Tony Scott e' morto ieri a Roma, uno dei più grandi clarinettisti del jazz moderno nonché ex accompagnatore arrangiatore di Billie Holiday, Sarah Vaughan e Harry Belafonte.
Scott, il cui vero nome era Anthony Sciacca, aveva 86 anni era nato a Morristown, New Jersey, nel 1921 e da almeno 40 si era stabilito in Italia.
Cresciuto in una famiglia di musicisti, dopo aver frequentato i corsi della Juillard School, a partire dagli anni 40 ha lavorato con Buddy Rich, Ben Webster, Trummy Young, Sid Catlett, Earl Bostic e perfino Duke Ellington prima dell'ingaggio con Billie Holiday che gli ha dato la fama.
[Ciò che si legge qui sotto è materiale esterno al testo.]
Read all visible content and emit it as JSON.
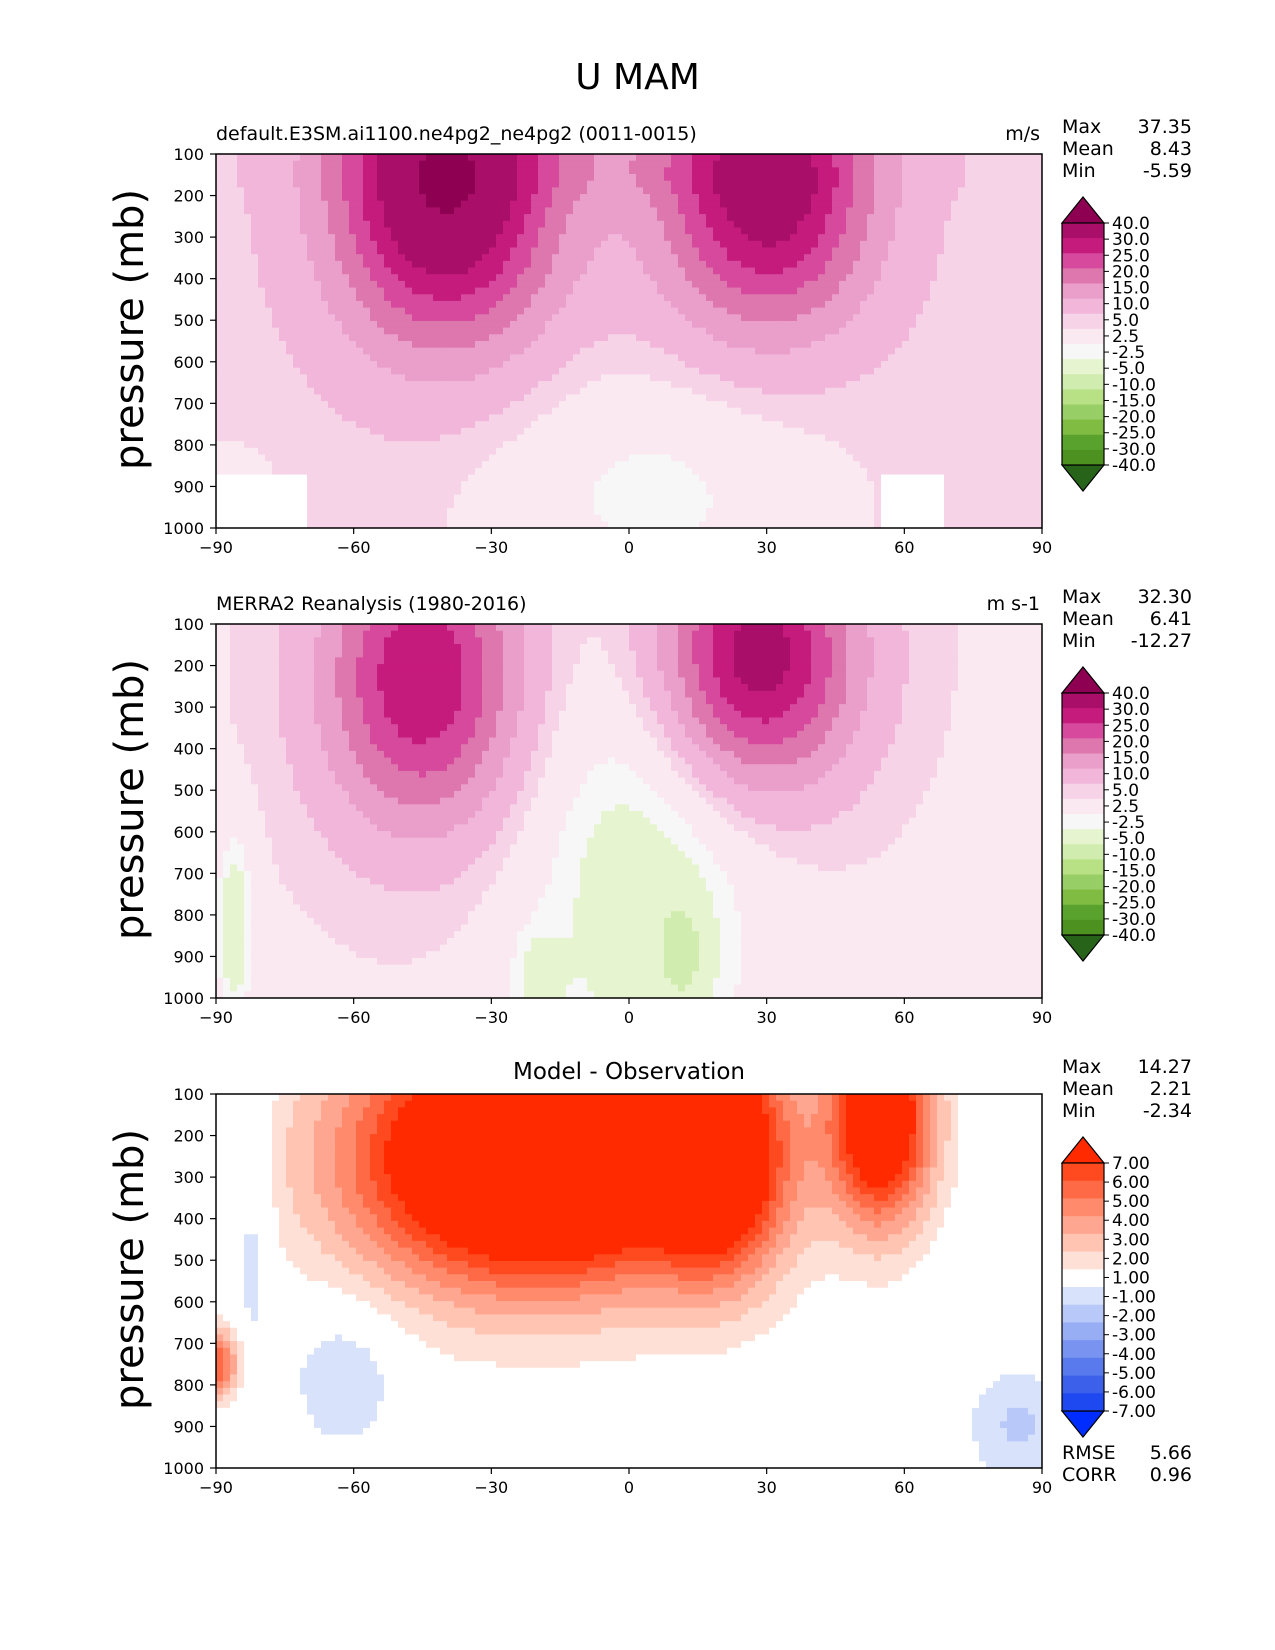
{
  "figure": {
    "title": "U MAM"
  },
  "chart_data": [
    {
      "type": "contour",
      "title_left": "default.E3SM.ai1100.ne4pg2_ne4pg2 (0011-0015)",
      "title_center": "",
      "title_right": "m/s",
      "ylabel": "pressure (mb)",
      "x_ticks": [
        "−90",
        "−60",
        "−30",
        "0",
        "30",
        "60",
        "90"
      ],
      "y_ticks": [
        "100",
        "200",
        "300",
        "400",
        "500",
        "600",
        "700",
        "800",
        "900",
        "1000"
      ],
      "xlim": [
        -90,
        90
      ],
      "ylim": [
        1000,
        100
      ],
      "stats": [
        {
          "label": "Max",
          "value": "37.35"
        },
        {
          "label": "Mean",
          "value": "8.43"
        },
        {
          "label": "Min",
          "value": "-5.59"
        }
      ],
      "colorbar": {
        "labels": [
          "40.0",
          "30.0",
          "25.0",
          "20.0",
          "15.0",
          "10.0",
          "5.0",
          "2.5",
          "-2.5",
          "-5.0",
          "-10.0",
          "-15.0",
          "-20.0",
          "-25.0",
          "-30.0",
          "-40.0"
        ],
        "colors": [
          "#8e0152",
          "#a90f68",
          "#c51b7d",
          "#d6499c",
          "#de77ae",
          "#ea9fcb",
          "#f1b6da",
          "#f7d3e8",
          "#fbe9f2",
          "#f7f7f7",
          "#e6f5d0",
          "#d0ecae",
          "#b8e186",
          "#97ce66",
          "#7fbc41",
          "#5aa22e",
          "#4d9221",
          "#276419"
        ]
      },
      "features": [
        {
          "lat": -40,
          "p": 190,
          "value": 37.35
        },
        {
          "lat": 30,
          "p": 190,
          "value": 31
        }
      ]
    },
    {
      "type": "contour",
      "title_left": "MERRA2 Reanalysis (1980-2016)",
      "title_center": "",
      "title_right": "m s-1",
      "ylabel": "pressure (mb)",
      "x_ticks": [
        "−90",
        "−60",
        "−30",
        "0",
        "30",
        "60",
        "90"
      ],
      "y_ticks": [
        "100",
        "200",
        "300",
        "400",
        "500",
        "600",
        "700",
        "800",
        "900",
        "1000"
      ],
      "xlim": [
        -90,
        90
      ],
      "ylim": [
        1000,
        100
      ],
      "stats": [
        {
          "label": "Max",
          "value": "32.30"
        },
        {
          "label": "Mean",
          "value": "6.41"
        },
        {
          "label": "Min",
          "value": "-12.27"
        }
      ],
      "colorbar": {
        "labels": [
          "40.0",
          "30.0",
          "25.0",
          "20.0",
          "15.0",
          "10.0",
          "5.0",
          "2.5",
          "-2.5",
          "-5.0",
          "-10.0",
          "-15.0",
          "-20.0",
          "-25.0",
          "-30.0",
          "-40.0"
        ],
        "colors": [
          "#8e0152",
          "#a90f68",
          "#c51b7d",
          "#d6499c",
          "#de77ae",
          "#ea9fcb",
          "#f1b6da",
          "#f7d3e8",
          "#fbe9f2",
          "#f7f7f7",
          "#e6f5d0",
          "#d0ecae",
          "#b8e186",
          "#97ce66",
          "#7fbc41",
          "#5aa22e",
          "#4d9221",
          "#276419"
        ]
      },
      "features": [
        {
          "lat": -45,
          "p": 230,
          "value": 28
        },
        {
          "lat": 30,
          "p": 180,
          "value": 32.3
        }
      ]
    },
    {
      "type": "contour",
      "title_left": "",
      "title_center": "Model - Observation",
      "title_right": "",
      "ylabel": "pressure (mb)",
      "x_ticks": [
        "−90",
        "−60",
        "−30",
        "0",
        "30",
        "60",
        "90"
      ],
      "y_ticks": [
        "100",
        "200",
        "300",
        "400",
        "500",
        "600",
        "700",
        "800",
        "900",
        "1000"
      ],
      "xlim": [
        -90,
        90
      ],
      "ylim": [
        1000,
        100
      ],
      "stats": [
        {
          "label": "Max",
          "value": "14.27"
        },
        {
          "label": "Mean",
          "value": "2.21"
        },
        {
          "label": "Min",
          "value": "-2.34"
        }
      ],
      "extra_stats": [
        {
          "label": "RMSE",
          "value": "5.66"
        },
        {
          "label": "CORR",
          "value": "0.96"
        }
      ],
      "colorbar": {
        "labels": [
          "7.00",
          "6.00",
          "5.00",
          "4.00",
          "3.00",
          "2.00",
          "1.00",
          "-1.00",
          "-2.00",
          "-3.00",
          "-4.00",
          "-5.00",
          "-6.00",
          "-7.00"
        ],
        "colors": [
          "#ff2a00",
          "#ff4a20",
          "#ff6a46",
          "#ff8a6c",
          "#ffa690",
          "#ffc4b2",
          "#ffe0d6",
          "#ffffff",
          "#d8e2fb",
          "#b8c8f8",
          "#98aef4",
          "#7894f0",
          "#587aec",
          "#3c60ea",
          "#1e48f0",
          "#002dff"
        ]
      },
      "features": [
        {
          "lat": -20,
          "p": 250,
          "value": 14.27
        },
        {
          "lat": -60,
          "p": 750,
          "value": -2.34
        }
      ]
    }
  ]
}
Dopo un lungo soggiorno in Oriente è tornato negli Usa dove è diventato celebre come uno dei pochi grandi solisti di clarinetto del jazz contemporaneo oltre a Buddy De Franco. Non per niente tra le incisioni più belle e famose della sua carriera c'è un album inciso con Bill Evans, uno dei simboli del pianoforte jazz. Negli anni '60 si è stabilito a Roma e per decenni è stato una presenza fissa della scena jazzistica italiana (ha suonato anche con Sergio Caputo) dove ha svolto un innegabile ruolo nella crescita artistica delle nuove generazioni di musicisti italiani. Personaggio estroso, tra i primi nel mondo del jazz a tentare la contaminazione con la musica orientale, con la sua testa alla Kojak, il pizzetto lungo, gli stivaloni e il cappello nero, Tony Scott e' stato uno dei pochi jazzmen americani con un passato di alto livello a scegliere l'Italia per viverci e suonare.
Sul piano stilistico, era uno specialista di ballad che conosceva benissimo la tradizione ma il suo territorio d'elezione era il jazz moderno dove si concedeva le sue proverbiali escursioni dentro e fuori la tonalità.